How do we move forward
Jean-Jacques Amy, MD, DTM, Prof.
Co-President, Fédération Laïque de Centres de Planning Familial, Brussels.
Anne Verougstraete, Lucie Van Crombrugge, Pierre Moonens, Dominique Roynet
Family planning was given an impetus in the late sixties, following the cultural and sexual
revolution that took place at that time. People stood up and claimed their right to an
unrestricted sexuality. Simultaneously, they rejected constraints with regard to the control
of their fertility. These fights were part of a more ambitious undertaking that aimed at
restructuring society, making this latter more humane and more equalitarian.

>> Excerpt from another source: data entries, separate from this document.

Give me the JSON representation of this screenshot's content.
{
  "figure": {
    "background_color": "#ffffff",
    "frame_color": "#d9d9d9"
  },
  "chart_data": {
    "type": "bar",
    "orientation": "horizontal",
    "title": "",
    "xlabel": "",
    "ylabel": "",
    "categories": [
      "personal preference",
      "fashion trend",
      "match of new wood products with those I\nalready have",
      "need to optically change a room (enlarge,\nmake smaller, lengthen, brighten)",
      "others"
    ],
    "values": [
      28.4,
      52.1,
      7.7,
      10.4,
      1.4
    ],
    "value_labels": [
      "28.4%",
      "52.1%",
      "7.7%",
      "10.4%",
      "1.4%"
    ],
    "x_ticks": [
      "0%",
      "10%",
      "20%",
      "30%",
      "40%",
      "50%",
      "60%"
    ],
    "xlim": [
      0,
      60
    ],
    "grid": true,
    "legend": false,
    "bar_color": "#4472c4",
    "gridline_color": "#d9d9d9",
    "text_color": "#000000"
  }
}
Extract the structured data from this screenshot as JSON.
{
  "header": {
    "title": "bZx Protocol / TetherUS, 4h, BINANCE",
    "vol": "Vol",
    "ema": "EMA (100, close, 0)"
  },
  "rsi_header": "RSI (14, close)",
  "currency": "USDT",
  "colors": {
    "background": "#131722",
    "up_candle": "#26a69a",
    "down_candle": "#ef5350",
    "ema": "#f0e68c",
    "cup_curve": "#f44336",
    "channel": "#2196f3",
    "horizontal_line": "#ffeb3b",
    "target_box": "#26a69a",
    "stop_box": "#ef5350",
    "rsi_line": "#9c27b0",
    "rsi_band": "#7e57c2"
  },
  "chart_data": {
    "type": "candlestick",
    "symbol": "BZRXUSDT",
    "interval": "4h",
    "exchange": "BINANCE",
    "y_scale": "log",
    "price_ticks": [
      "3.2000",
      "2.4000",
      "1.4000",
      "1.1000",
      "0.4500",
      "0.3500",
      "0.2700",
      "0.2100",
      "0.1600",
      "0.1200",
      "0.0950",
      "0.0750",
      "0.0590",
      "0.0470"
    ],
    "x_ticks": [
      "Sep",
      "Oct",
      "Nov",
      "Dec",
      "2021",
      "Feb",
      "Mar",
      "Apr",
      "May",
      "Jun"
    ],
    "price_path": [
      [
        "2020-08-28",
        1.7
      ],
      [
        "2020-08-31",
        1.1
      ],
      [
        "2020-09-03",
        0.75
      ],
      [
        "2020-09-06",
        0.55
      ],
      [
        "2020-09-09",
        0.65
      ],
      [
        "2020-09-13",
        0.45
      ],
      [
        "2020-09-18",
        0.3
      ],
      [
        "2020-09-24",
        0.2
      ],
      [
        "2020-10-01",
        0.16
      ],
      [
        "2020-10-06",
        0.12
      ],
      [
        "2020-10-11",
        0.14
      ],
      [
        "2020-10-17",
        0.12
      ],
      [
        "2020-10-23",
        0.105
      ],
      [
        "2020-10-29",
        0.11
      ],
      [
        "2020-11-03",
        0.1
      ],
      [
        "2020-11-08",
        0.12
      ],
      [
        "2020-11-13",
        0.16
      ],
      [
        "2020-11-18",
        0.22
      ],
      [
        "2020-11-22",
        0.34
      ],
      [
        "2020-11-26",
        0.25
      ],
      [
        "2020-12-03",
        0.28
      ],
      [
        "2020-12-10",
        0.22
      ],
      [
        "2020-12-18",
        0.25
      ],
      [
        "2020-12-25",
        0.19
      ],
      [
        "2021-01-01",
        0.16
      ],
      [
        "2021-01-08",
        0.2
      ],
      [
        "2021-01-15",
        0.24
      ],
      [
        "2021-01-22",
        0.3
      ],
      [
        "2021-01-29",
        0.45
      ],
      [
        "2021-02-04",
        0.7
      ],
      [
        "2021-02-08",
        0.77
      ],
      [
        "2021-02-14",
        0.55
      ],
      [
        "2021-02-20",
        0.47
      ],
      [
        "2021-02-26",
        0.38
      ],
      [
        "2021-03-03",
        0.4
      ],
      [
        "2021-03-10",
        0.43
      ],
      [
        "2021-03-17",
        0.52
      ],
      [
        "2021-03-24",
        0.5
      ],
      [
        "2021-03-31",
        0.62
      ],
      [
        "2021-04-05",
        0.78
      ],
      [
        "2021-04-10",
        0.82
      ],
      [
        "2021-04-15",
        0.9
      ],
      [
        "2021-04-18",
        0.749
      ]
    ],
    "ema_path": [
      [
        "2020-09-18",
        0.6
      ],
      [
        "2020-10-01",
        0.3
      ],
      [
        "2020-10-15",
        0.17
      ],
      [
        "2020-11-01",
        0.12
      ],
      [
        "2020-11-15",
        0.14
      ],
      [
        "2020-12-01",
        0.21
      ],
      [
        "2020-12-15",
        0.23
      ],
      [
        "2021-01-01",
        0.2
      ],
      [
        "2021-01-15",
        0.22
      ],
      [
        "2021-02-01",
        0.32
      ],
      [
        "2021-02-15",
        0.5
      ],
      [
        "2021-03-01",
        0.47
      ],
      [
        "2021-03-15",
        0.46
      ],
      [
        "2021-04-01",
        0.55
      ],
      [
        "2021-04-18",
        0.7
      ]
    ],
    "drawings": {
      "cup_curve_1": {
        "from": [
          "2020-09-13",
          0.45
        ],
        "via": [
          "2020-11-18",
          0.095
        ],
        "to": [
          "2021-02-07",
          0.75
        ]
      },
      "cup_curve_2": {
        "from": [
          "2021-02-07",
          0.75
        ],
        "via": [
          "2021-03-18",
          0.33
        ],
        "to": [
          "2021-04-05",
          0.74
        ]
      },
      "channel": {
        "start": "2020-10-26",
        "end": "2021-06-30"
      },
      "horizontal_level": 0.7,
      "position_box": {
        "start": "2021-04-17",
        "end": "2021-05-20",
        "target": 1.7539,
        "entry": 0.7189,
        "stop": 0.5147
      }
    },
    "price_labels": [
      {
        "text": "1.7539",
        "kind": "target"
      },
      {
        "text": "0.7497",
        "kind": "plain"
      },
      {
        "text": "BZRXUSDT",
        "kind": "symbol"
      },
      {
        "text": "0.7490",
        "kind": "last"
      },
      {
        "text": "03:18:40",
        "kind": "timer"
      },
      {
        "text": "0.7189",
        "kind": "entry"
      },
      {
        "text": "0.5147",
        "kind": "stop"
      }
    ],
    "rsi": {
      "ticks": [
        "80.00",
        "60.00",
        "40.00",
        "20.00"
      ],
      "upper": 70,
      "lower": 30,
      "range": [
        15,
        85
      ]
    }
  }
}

Contraception, then abortion gained acceptance in many countries, but not without eliciting
much anger in reactionary circles that correctly perceived that these new freedoms would
endanger the power they had exerted until then. Various issues are indeed raised by
abortion: sexuality, the meaning of life and, first and foremost, free will, which is anathema
to extreme right and religious fundamentalists. We should be on the alert because, since
the early nineties, the powers of darkness are gaining momentum in the United States, in
Poland, and elsewhere. We must define strategies, not only to drive back these raging
opponents, but to further develop the availability of contraception and safe abortion, to
enforce the right of women to control their bodies, and by doing so, to reduce infant and
maternal mortalities, which are scourges in many parts of the world. To this end, we might
1. have the European Parliament legislate on the mandatory implementation by the
various countries of their existent, liberal abortion law: in many such countries the
access to abortion centres is limited or non-existent;
2. write a book on the advantages of liberalizing and de-penalizing abortion;
3. create a working party that would assess the situation in Portugal, Ireland, Poland,
and Malta;
4. create an international centre for training doctors and other health personnel with
regard to voluntary termination of pregnancy;
5. propagate the use of mifepristone as a “once-a-month” pill, which would result in a
much smaller release of steroids in the environment than that associated with the
widespread use of currently used hormonal contraceptives;
6. pay much more attention to analgesia during induced abortion;
7. link European and African countries to increase the safety of abortion in these latter;
8. elect decent and honest citizens to positions of power, and then control them.